Ever since it was founded, the EU has made the raising of national living standards to a high level a core objective of European integration (European Economic Community, 1957; European Union, 1992). The financing of European cohesion policy, which accounts for 34 percent of the European budget (Darvas/Wolff, 2018), is also based on this objective. Cohesion funds are particularly important for less economically advanced countries: for example, the allocation of EU funds to Romania alone in the 2014–2020 funding period amounted to around 31 billion euros – compared with a Romanian gross domestic product of around 170 billion euros.

The high importance of the prospect of convergence for poorer member states and the large payments of the richer countries justify devoting considerable attention to evaluation. At the same time, a causal analysis of cohesion policy has proved to be extraordinarily difficult – first of all, because the question of a measure for the standardisation of living conditions must be answered. An important indicator for the evaluation of convergence efforts is GDP adjusted for purchasing power. Starting from the idea that poorer countries need above-average growth to catch up to richer countries, the figure represents the so-called beta-convergence. According to this measure, by and large, convergence within the EU takes place when the poorer South and East experience faster growth than the richer West and North.
Viewed historically, in terms of real GDP per capita, such a convergence process has indeed taken place within the EU-15. Since the 1950s, economic output in the relatively poor countries of southern Europe – Greece, Portugal and Spain – has risen sharply, with the lowest growth being in prosperous Denmark. In particular, until the 1980s, the EU-15 has moved closer together economically (Goecke, 2013).

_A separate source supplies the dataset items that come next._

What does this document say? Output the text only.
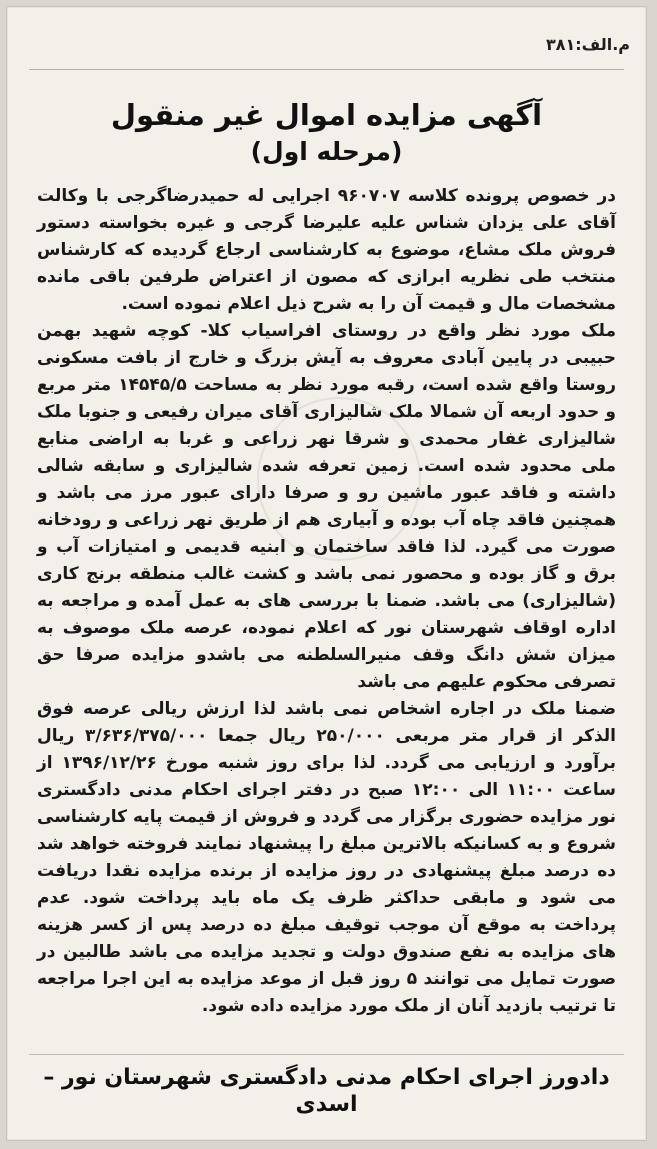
م.الف:۳۸۱
آگهی مزایده اموال غیر منقول
(مرحله اول)

در خصوص پرونده کلاسه ۹۶۰۷۰۷ اجرایی له حمیدرضاگرجی با وکالت آقای علی یزدان شناس علیه علیرضا گرجی و غیره بخواسته دستور فروش ملک مشاع، موضوع به کارشناسی ارجاع گردیده که کارشناس منتخب طی نظریه ابرازی که مصون از اعتراض طرفین باقی مانده مشخصات مال و قیمت آن را به شرح ذیل اعلام نموده است.

ملک مورد نظر واقع در روستای افراسیاب کلا- کوچه شهید بهمن حبیبی در پایین آبادی معروف به آیش بزرگ و خارج از بافت مسکونی روستا واقع شده است، رقبه مورد نظر به مساحت ۱۴۵۴۵/۵ متر مربع و حدود اربعه آن شمالا ملک شالیزاری آقای میران رفیعی و جنوبا ملک شالیزاری غفار محمدی و شرقا نهر زراعی و غربا به اراضی منابع ملی محدود شده است. زمین تعرفه شده شالیزاری و سابقه شالی داشته و فاقد عبور ماشین رو و صرفا دارای عبور مرز می باشد و همچنین فاقد چاه آب بوده و آبیاری هم از طریق نهر زراعی و رودخانه صورت می گیرد. لذا فاقد ساختمان و ابنیه قدیمی و امتیازات آب و برق و گاز بوده و محصور نمی باشد و کشت غالب منطقه برنج کاری (شالیزاری) می باشد. ضمنا با بررسی های به عمل آمده و مراجعه به اداره اوقاف شهرستان نور که اعلام نموده، عرصه ملک موصوف به میزان شش دانگ وقف منیرالسلطنه می باشدو مزایده صرفا حق تصرفی محکوم علیهم می باشد

ضمنا ملک در اجاره اشخاص نمی باشد لذا ارزش ریالی عرصه فوق الذکر از قرار متر مربعی ۲۵۰/۰۰۰ ریال جمعا ۳/۶۳۶/۳۷۵/۰۰۰ ریال برآورد و ارزیابی می گردد. لذا برای روز شنبه مورخ ۱۳۹۶/۱۲/۲۶ از ساعت ۱۱:۰۰ الی ۱۲:۰۰ صبح در دفتر اجرای احکام مدنی دادگستری نور مزایده حضوری برگزار می گردد و فروش از قیمت پایه کارشناسی شروع و به کسانیکه بالاترین مبلغ را پیشنهاد نمایند فروخته خواهد شد ده درصد مبلغ پیشنهادی در روز مزایده از برنده مزایده نقدا دریافت می شود و مابقی حداکثر ظرف یک ماه باید پرداخت شود. عدم پرداخت به موقع آن موجب توقیف مبلغ ده درصد پس از کسر هزینه های مزایده به نفع صندوق دولت و تجدید مزایده می باشد طالبین در صورت تمایل می توانند ۵ روز قبل از موعد مزایده به این اجرا مراجعه تا ترتیب بازدید آنان از ملک مورد مزایده داده شود.

دادورز اجرای احکام مدنی دادگستری شهرستان نور – اسدی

With the entry of the Eastern European countries – whose income levels to some extent lag far below those of Southern Europe – into the EU family, the frame of reference for analysis has fundamentally shifted. And indeed, at first glance, between 1999 and 2016 a solid recovery in the Baltic and Eastern European economies can be seen compared with the EU average, which however is driven by very high growth rates in the pre-crisis period. The disastrous performance of Italy is conspicuous, in addition to the weak performance of Greece, both caused by the financial and economic crisis. In a comparison between 1999 and 2016 adjusted for purchasing power, Italy has lost an entire 25 percent compared to the EU-28 average (del Hoyo et al., 2017).

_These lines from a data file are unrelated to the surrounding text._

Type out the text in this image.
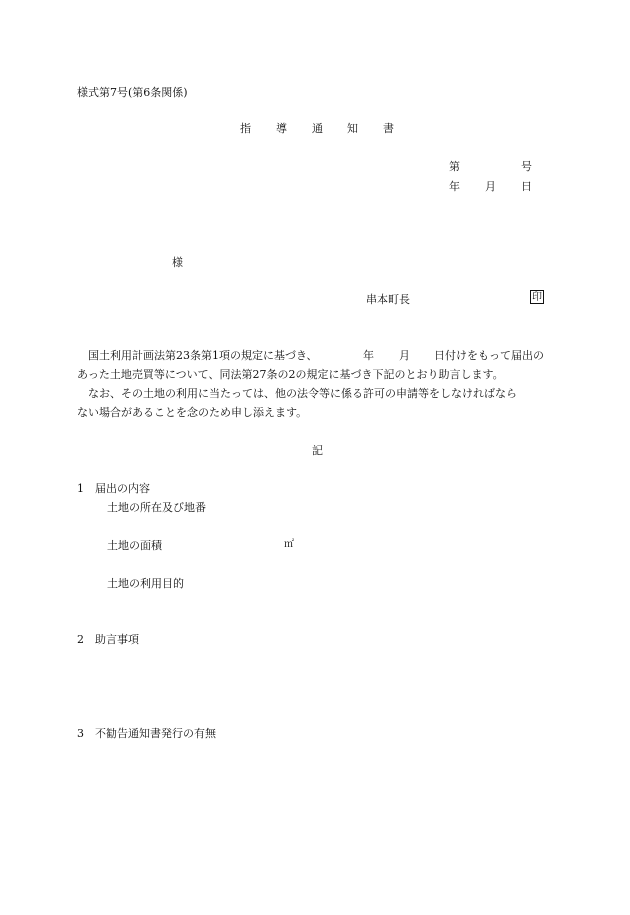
様式第7号(第6条関係)
指 導 通 知 書
第	号
年 月 日
様
串本町長	印
国土利用計画法第23条第1項の規定に基づき、	年 月 日付けをもって届出の
あった土地売買等について、同法第27条の2の規定に基づき下記のとおり助言します。
なお、その土地の利用に当たっては、他の法令等に係る許可の申請等をしなければなら
ない場合があることを念のため申し添えます。
記
1 届出の内容
土地の所在及び地番
土地の面積	㎡
土地の利用目的
2 助言事項
3 不勧告通知書発行の有無
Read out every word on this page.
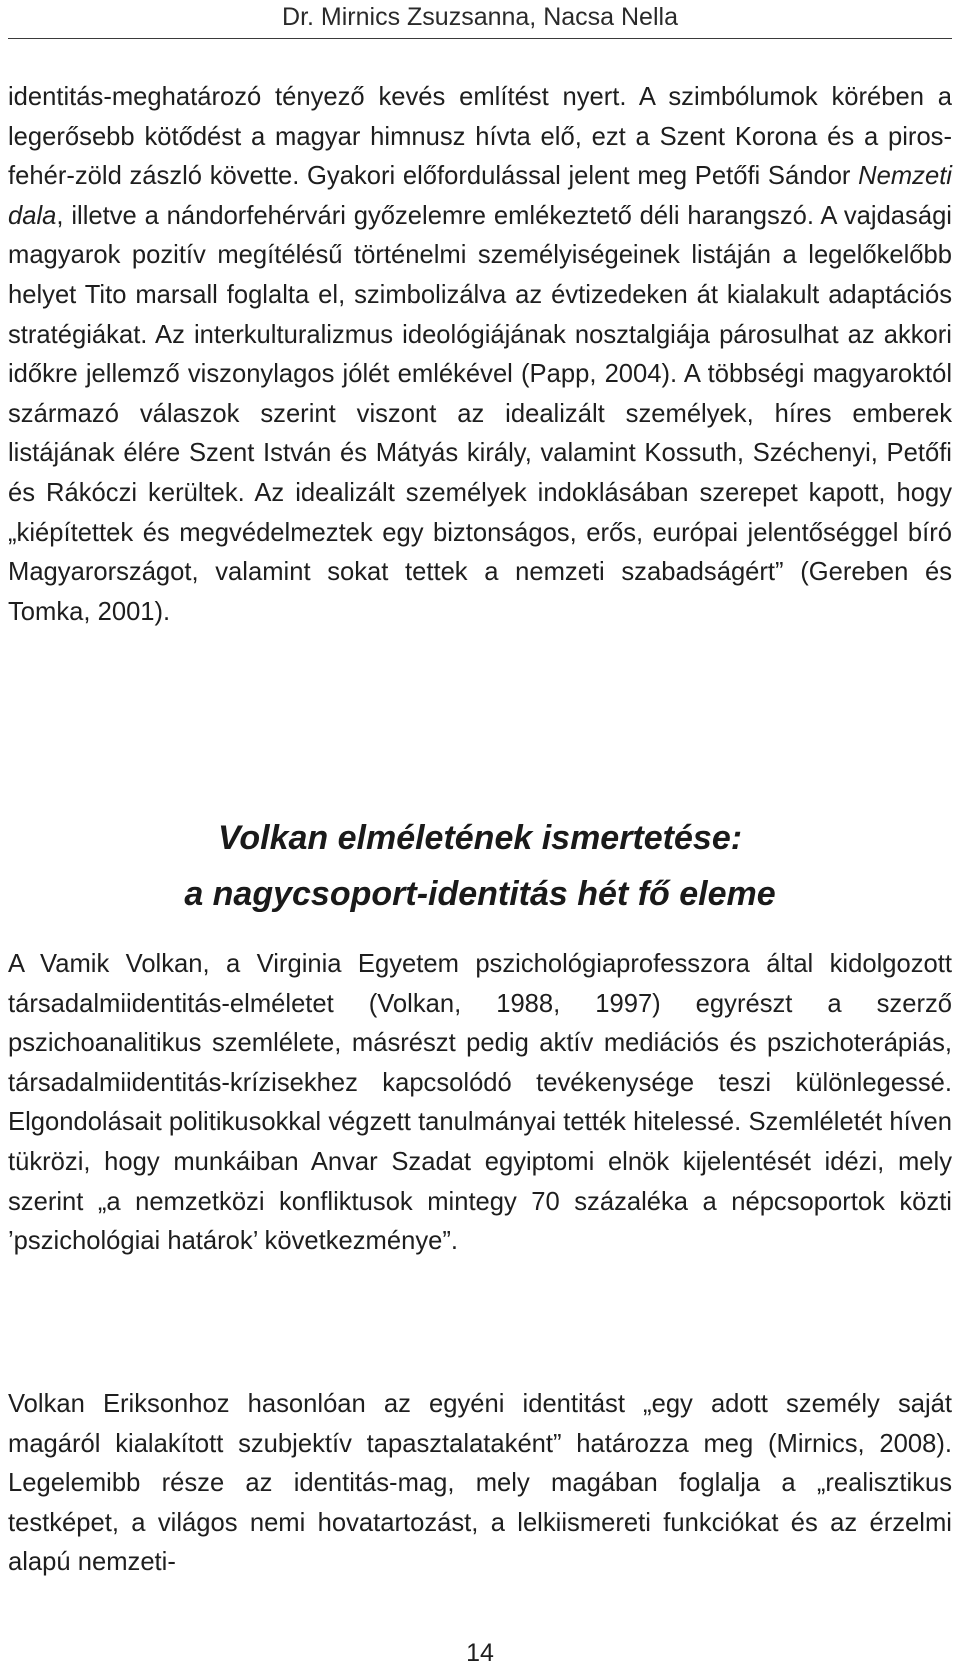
Dr. Mirnics Zsuzsanna, Nacsa Nella
identitás-meghatározó tényező kevés említést nyert. A szimbólumok körében a legerősebb kötődést a magyar himnusz hívta elő, ezt a Szent Korona és a piros-fehér-zöld zászló követte. Gyakori előfordulással jelent meg Petőfi Sándor Nemzeti dala, illetve a nándorfehérvári győzelemre emlékeztető déli harangszó. A vajdasági magyarok pozitív megítélésű történelmi személyiségeinek listáján a legelőkelőbb helyet Tito marsall foglalta el, szimbolizálva az évtizedeken át kialakult adaptációs stratégiákat. Az interkulturalizmus ideológiájának nosztalgiája párosulhat az akkori időkre jellemző viszonylagos jólét emlékével (Papp, 2004). A többségi magyaroktól származó válaszok szerint viszont az idealizált személyek, híres emberek listájának élére Szent István és Mátyás király, valamint Kossuth, Széchenyi, Petőfi és Rákóczi kerültek. Az idealizált személyek indoklásában szerepet kapott, hogy „kiépítettek és megvédelmeztek egy biztonságos, erős, európai jelentőséggel bíró Magyarországot, valamint sokat tettek a nemzeti szabadságért” (Gereben és Tomka, 2001).
Volkan elméletének ismertetése:
a nagycsoport-identitás hét fő eleme
A Vamik Volkan, a Virginia Egyetem pszichológiaprofesszora által kidolgozott társadalmiidentitás-elméletet (Volkan, 1988, 1997) egyrészt a szerző pszichoanalitikus szemlélete, másrészt pedig aktív mediációs és pszichoterápiás, társadalmiidentitás-krízisekhez kapcsolódó tevékenysége teszi különlegessé. Elgondolásait politikusokkal végzett tanulmányai tették hitelessé. Szemléletét híven tükrözi, hogy munkáiban Anvar Szadat egyiptomi elnök kijelentését idézi, mely szerint „a nemzetközi konfliktusok mintegy 70 százaléka a népcsoportok közti ’pszichológiai határok’ következménye”.
Volkan Eriksonhoz hasonlóan az egyéni identitást „egy adott személy saját magáról kialakított szubjektív tapasztalataként” határozza meg (Mirnics, 2008). Legelemibb része az identitás-mag, mely magában foglalja a „realisztikus testképet, a világos nemi hovatartozást, a lelkiismereti funkciókat és az érzelmi alapú nemzeti-
14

At the same time, income prospects have not deteriorated everywhere in Italy. The fact that the industrially strong regions of northern Italy have fared relatively well is hardly taken into consideration when looking at the country’s aggregate GDP. Therefore, in order to take into account the differences within the countries, a differentiated consideration of the regional economic situation is needed. For the regional level, it is useful to consider the so-called NUTS-3 classification of the EU countries (see Goecke/Hüther, 2016). In Germany, this is determined from the division into 402 districts and independent cities, in Italy from the 110 provincias, in France from the 101 départements. Overall, the EU is subdivided into 1,341 NUTS-3 regions (NUTS-2013 classification).